[AusNOG] Assistance and Access Bill moves to PJCIS
Mark Newton
newton at atdot.dotat.org
Tue Nov 27 16:03:59 EST 2018
On Nov 23, 2018, at 4:46 PM, Robert Hudson <hudrob at gmail.com> wrote:
>
> On Fri, 23 Nov 2018 at 14:47, Paul Brooks <pbrooks-ausnog at layer10.com.au <mailto:pbrooks-ausnog at layer10.com.au>> wrote:
> In theory no - this bill doesn't weaken encryption, and explicitly doesn't allow any
> changes that would weaken encryption.
>
> They say that - but I don't believe them. I don't think they even understand what they're suggesting (or if they do understand, they're relying on others not understanding, or not caring).
I think it’s dangerous to assume they don’t know what they’re asking for.
MPs probably don’t know, that’s true. But they aren’t the source of these Bills: No has ever climbed out of bed in the morning and thought, “Y’know what ASD needs? Unencrypted access to SnapChat. Let’s make it happen.”
MPs also aren’t in charge. PJCIS reliably decides whatever the bloody-hell ASIO and ASD want them to decide. The belief that there are a bunch of level-headed independent-minded politicians making decisions is crazy, there’s never been any evidence that that’s true.
These Bills are drafted by the intelligence agencies themselves, and they know precisely what they’re demanding, they know precisely what the flow-on effects will be, and they’ve judged that for their own purposes, the cost/benefit analysis works in their favor.
The possibility that the cost/benefit analysis works against other people is also well understood, but they choose to not distract the argument by engaging on that point.
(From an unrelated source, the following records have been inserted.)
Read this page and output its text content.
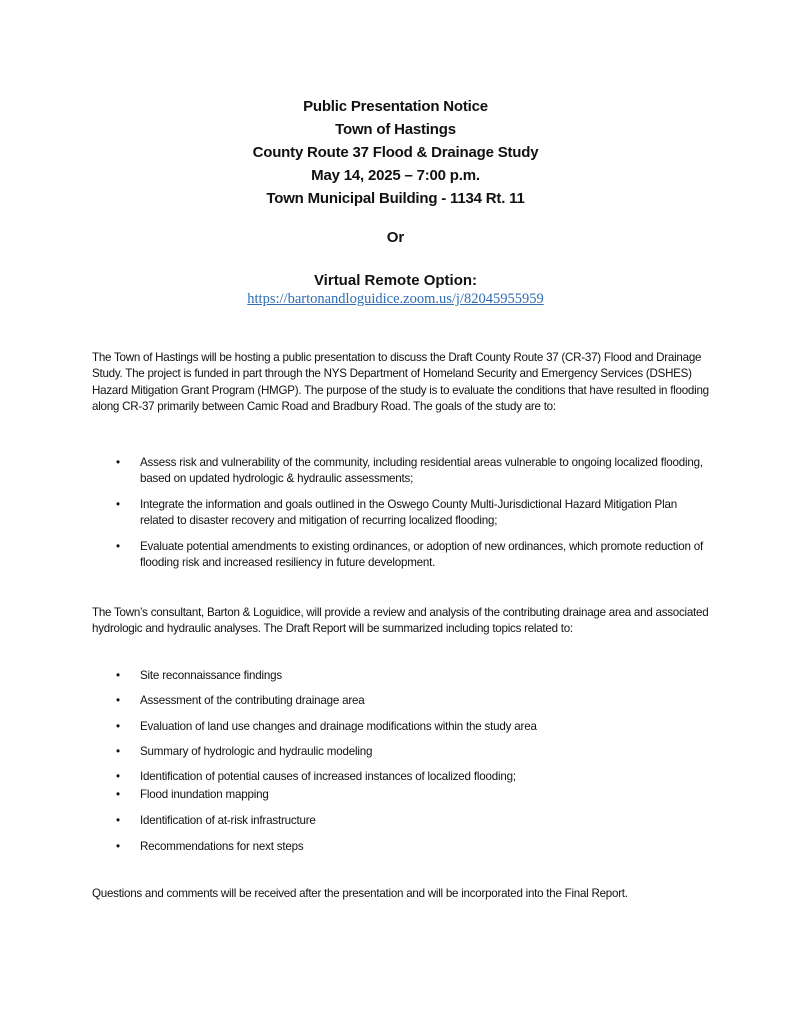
Public Presentation Notice
Town of Hastings
County Route 37 Flood & Drainage Study
May 14, 2025 – 7:00 p.m.
Town Municipal Building - 1134 Rt. 11
Or
Virtual Remote Option:
https://bartonandloguidice.zoom.us/j/82045955959
The Town of Hastings will be hosting a public presentation to discuss the Draft County Route 37 (CR-37) Flood and Drainage Study. The project is funded in part through the NYS Department of Homeland Security and Emergency Services (DSHES) Hazard Mitigation Grant Program (HMGP). The purpose of the study is to evaluate the conditions that have resulted in flooding along CR-37 primarily between Camic Road and Bradbury Road. The goals of the study are to:
• Assess risk and vulnerability of the community, including residential areas vulnerable to ongoing localized flooding, based on updated hydrologic & hydraulic assessments;
• Integrate the information and goals outlined in the Oswego County Multi-Jurisdictional Hazard Mitigation Plan related to disaster recovery and mitigation of recurring localized flooding;
• Evaluate potential amendments to existing ordinances, or adoption of new ordinances, which promote reduction of flooding risk and increased resiliency in future development.
The Town’s consultant, Barton & Loguidice, will provide a review and analysis of the contributing drainage area and associated hydrologic and hydraulic analyses. The Draft Report will be summarized including topics related to:
• Site reconnaissance findings
• Assessment of the contributing drainage area
• Evaluation of land use changes and drainage modifications within the study area
• Summary of hydrologic and hydraulic modeling
• Identification of potential causes of increased instances of localized flooding;
• Flood inundation mapping
• Identification of at-risk infrastructure
• Recommendations for next steps
Questions and comments will be received after the presentation and will be incorporated into the Final Report.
Bring it up as much as you like, they just ignore it and talk past it.
For the last decade, there have been arguments about this stuff that have been based on the belief that the Government is too dumb to know what it’s asking for, and that reason will prevail if we just explain it to them with the facts.
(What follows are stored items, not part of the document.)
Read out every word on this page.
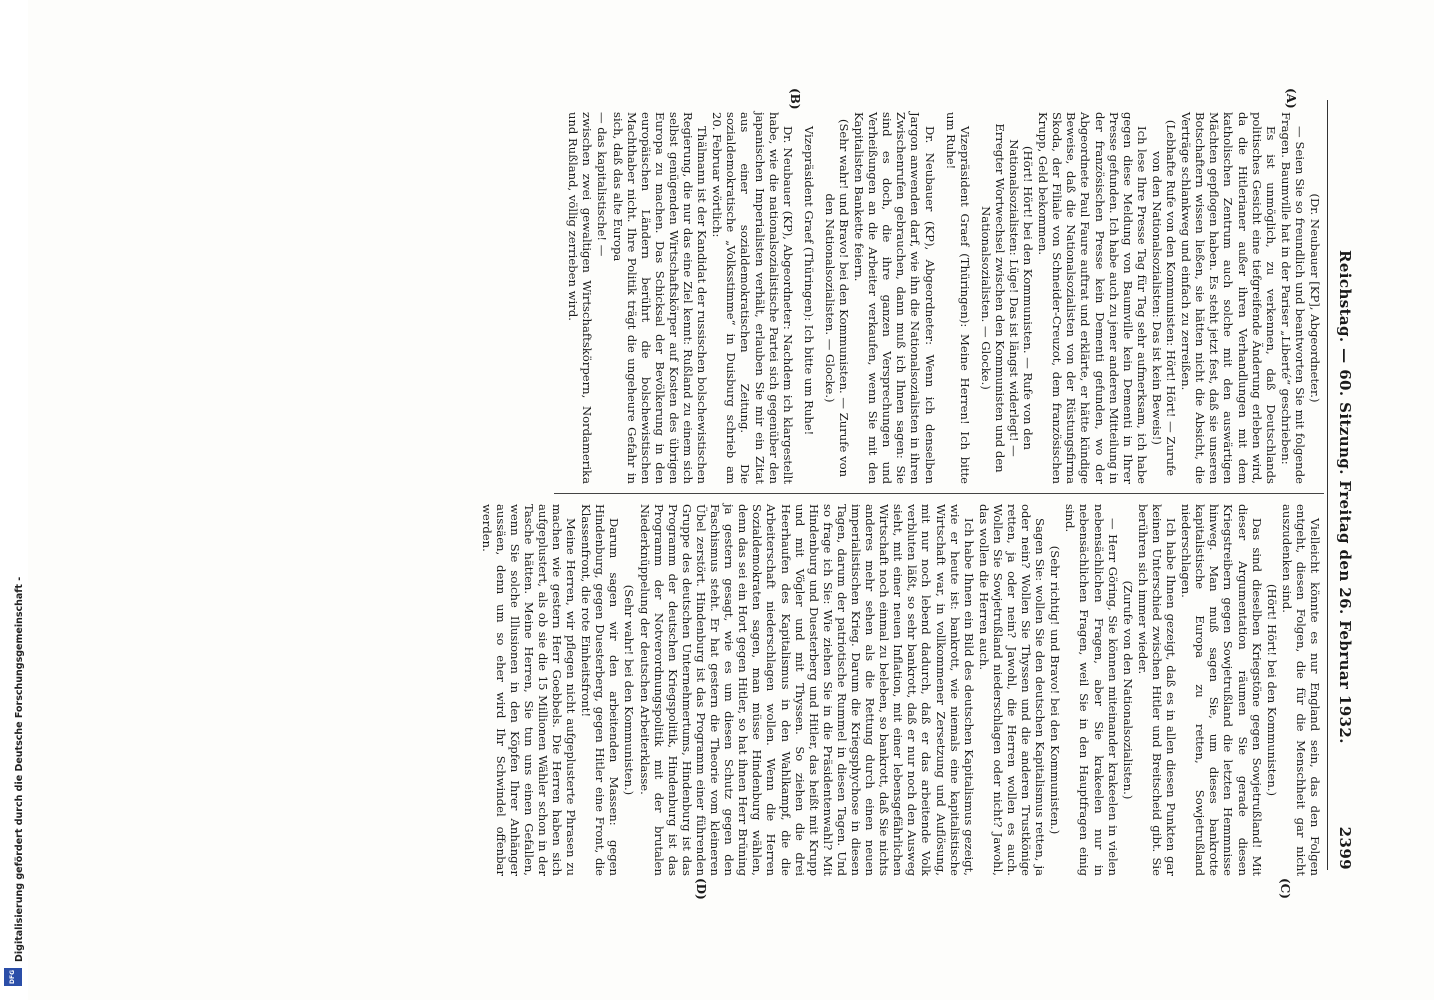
Reichstag. — 60. Sitzung. Freitag den 26. Februar 1932.
2399
(A)
(B)
(C)
(D)

(Dr. Neubauer [KP], Abgeordneter.)

— Seien Sie so freundlich und beantworten Sie mit folgende Fragen. Baumville hat in der Pariser „Liberté“ geschrieben:

Es ist unmöglich, zu verkennen, daß Deutschlands politisches Gesicht eine tiefgreifende Änderung erleben wird, da die Hitlerianer außer ihren Verhandlungen mit dem katholischen Zentrum auch solche mit den auswärtigen Mächten gepflogen haben. Es steht jetzt fest, daß sie unseren Botschaftern wissen ließen, sie hätten nicht die Absicht, die Verträge schlankweg und einfach zu zerreißen.

(Lebhafte Rufe von den Kommunisten: Hört! Hört! — Zurufe von den Nationalsozialisten: Das ist kein Beweis!)

Ich lese Ihre Presse Tag für Tag sehr aufmerksam, ich habe gegen diese Meldung von Baumville kein Dementi in Ihrer Presse gefunden. Ich habe auch zu jener anderen Mitteilung in der französischen Presse kein Dementi gefunden, wo der Abgeordnete Paul Faure auftrat und erklärte, er hätte kündige Beweise, daß die Nationalsozialisten von der Rüstungsfirma Skoda, der Filiale von Schneider-Creuzot, dem französischen Krupp, Geld bekommen.

(Hört! Hört! bei den Kommunisten. — Rufe von den Nationalsozialisten: Lüge! Das ist längst widerlegt! — Erregter Wortwechsel zwischen den Kommunisten und den Nationalsozialisten. — Glocke.)

Vizepräsident Graef (Thüringen): Meine Herren! Ich bitte um Ruhe!

Dr. Neubauer (KP), Abgeordneter: Wenn ich denselben Jargon anwenden darf, wie ihn die Nationalsozialisten in ihren Zwischenrufen gebrauchen, dann muß ich Ihnen sagen: Sie sind es doch, die ihre ganzen Versprechungen und Verheißungen an die Arbeiter verkaufen, wenn Sie mit den Kapitalisten Bankette feiern.

(Sehr wahr! und Bravo! bei den Kommunisten. — Zurufe von den Nationalsozialisten. — Glocke.)

Vizepräsident Graef (Thüringen): Ich bitte um Ruhe!

Dr. Neubauer (KP), Abgeordneter: Nachdem ich klargestellt habe, wie die nationalsozialistische Partei sich gegenüber den japanischen Imperialisten verhält, erlauben Sie mir ein Zitat aus einer sozialdemokratischen Zeitung. Die sozialdemokratische „Volksstimme“ in Duisburg schrieb am 20. Februar wörtlich:

Thälmann ist der Kandidat der russischen bolschewistischen Regierung, die nur das eine Ziel kennt: Rußland zu einem sich selbst genügenden Wirtschaftskörper auf Kosten des übrigen Europa zu machen. Das Schicksal der Bevölkerung in den europäischen Ländern berührt die bolschewistischen Machthaber nicht. Ihre Politik trägt die ungeheure Gefahr in sich, daß das alte Europa

— das kapitalistische! —

zwischen zwei gewaltigen Wirtschaftskörpern, Nordamerika und Rußland, völlig zerrieben wird.

Vielleicht könnte es nur England sein, das den Folgen entgeht, diesen Folgen, die für die Menschheit gar nicht auszudenken sind.

(Hört! Hört! bei den Kommunisten.)

Das sind dieselben Kriegstöne gegen Sowjetrußland! Mit dieser Argumentation räumen Sie gerade diesen Kriegstreibern gegen Sowjetrußland die letzten Hemmnisse hinweg. Man muß sagen Sie, um dieses bankrotte kapitalistische Europa zu retten, Sowjetrußland niederschlagen.

Ich habe Ihnen gezeigt, daß es in allen diesen Punkten gar keinen Unterschied zwischen Hitler und Breitscheid gibt. Sie berühren sich immer wieder.

(Zurufe von den Nationalsozialisten.)

— Herr Göring, Sie können miteinander krakeelen in vielen nebensächlichen Fragen, aber Sie krakeelen nur in nebensächlichen Fragen, weil Sie in den Hauptfragen einig sind.

(Sehr richtig! und Bravo! bei den Kommunisten.)

Sagen Sie: wollen Sie den deutschen Kapitalismus retten, ja oder nein? Wollen Sie Thyssen und die anderen Trustkönige retten, ja oder nein? Jawohl, die Herren wollen es auch. Wollen Sie Sowjetrußland niederschlagen oder nicht? Jawohl, das wollen die Herren auch.

Ich habe Ihnen ein Bild des deutschen Kapitalismus gezeigt, wie er heute ist: bankrott, wie niemals eine kapitalistische Wirtschaft war, in vollkommener Zersetzung und Auflösung, mit nur noch lebend dadurch, daß er das arbeitende Volk verbluten läßt, so sehr bankrott, daß er nur noch den Ausweg sieht, mit einer neuen Inflation, mit einer lebensgefährlichen Wirtschaft noch einmal zu beleben, so bankrott, daß Sie nichts anderes mehr sehen als die Rettung durch einen neuen imperialistischen Krieg. Darum die Kriegsphychose in diesen Tagen, darum der patriotische Rummel in diesen Tagen. Und so frage ich Sie: Wie ziehen Sie in die Präsidentenwahl? Mit Hindenburg und Duesterberg und Hitler, das heißt mit Krupp und mit Vögler und mit Thyssen. So ziehen die drei Heerhaufen des Kapitalismus in den Wahlkampf, die die Arbeiterschaft niederschlagen wollen. Wenn die Herren Sozialdemokraten sagen, man müsse Hindenburg wählen, denn das sei ein Hort gegen Hitler, so hat ihnen Herr Brüning ja gestern gesagt, wie es um diesen Schutz gegen den Faschismus steht. Er hat gestern die Theorie vom kleineren Übel zerstört. Hindenburg ist das Programm einer führenden Gruppe des deutschen Unternehmertums, Hindenburg ist das Programm der deutschen Kriegspolitik, Hindenburg ist das Programm der Notverordnungspolitik mit der brutalen Niederknüppelung der deutschen Arbeiterklasse.

(Sehr wahr! bei den Kommunisten.)

Darum sagen wir den arbeitenden Massen: gegen Hindenburg, gegen Duesterberg, gegen Hitler eine Front, die Klassenfront, die rote Einheitsfront!

Meine Herren, wir pflegen nicht aufgeplusterte Phrasen zu machen wie gestern Herr Goebbels. Die Herren haben sich aufgeplustert, als ob sie die 15 Millionen Wähler schon in der Tasche hätten. Meine Herren, Sie tun uns einen Gefallen, wenn Sie solche Illusionen in den Köpfen Ihrer Anhänger aussäen, denn um so eher wird Ihr Schwindel offenbar werden.

Digitalisierung gefördert durch die Deutsche Forschungsgemeinschaft -
DFG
In case nobody’s noticed, that approach hasn’t worked, and there’s no indication that it will ever work.
This community has spent years wasting its time by communicating facts to them that they already know, and don’t care about.
They also don’t care about compromises: If you give them 50% of what they want, they’ll come back 18 months later and demand the other 50%. That’s how they’ve always worked (cf: data retention: The AA Bill is the grab bag of stuff the A-G couldn’t ask for last time. And if they don’t get it all this time, they’ll be back in 2021 for the next tranche)
Victory on these matters will never be won by having an argument based on the assumption that they need experts to explain facts and technology to them. The only way victory will be achieved is politically: There needs to be blowback, asking for more will need to cause them pain before they’ll stop.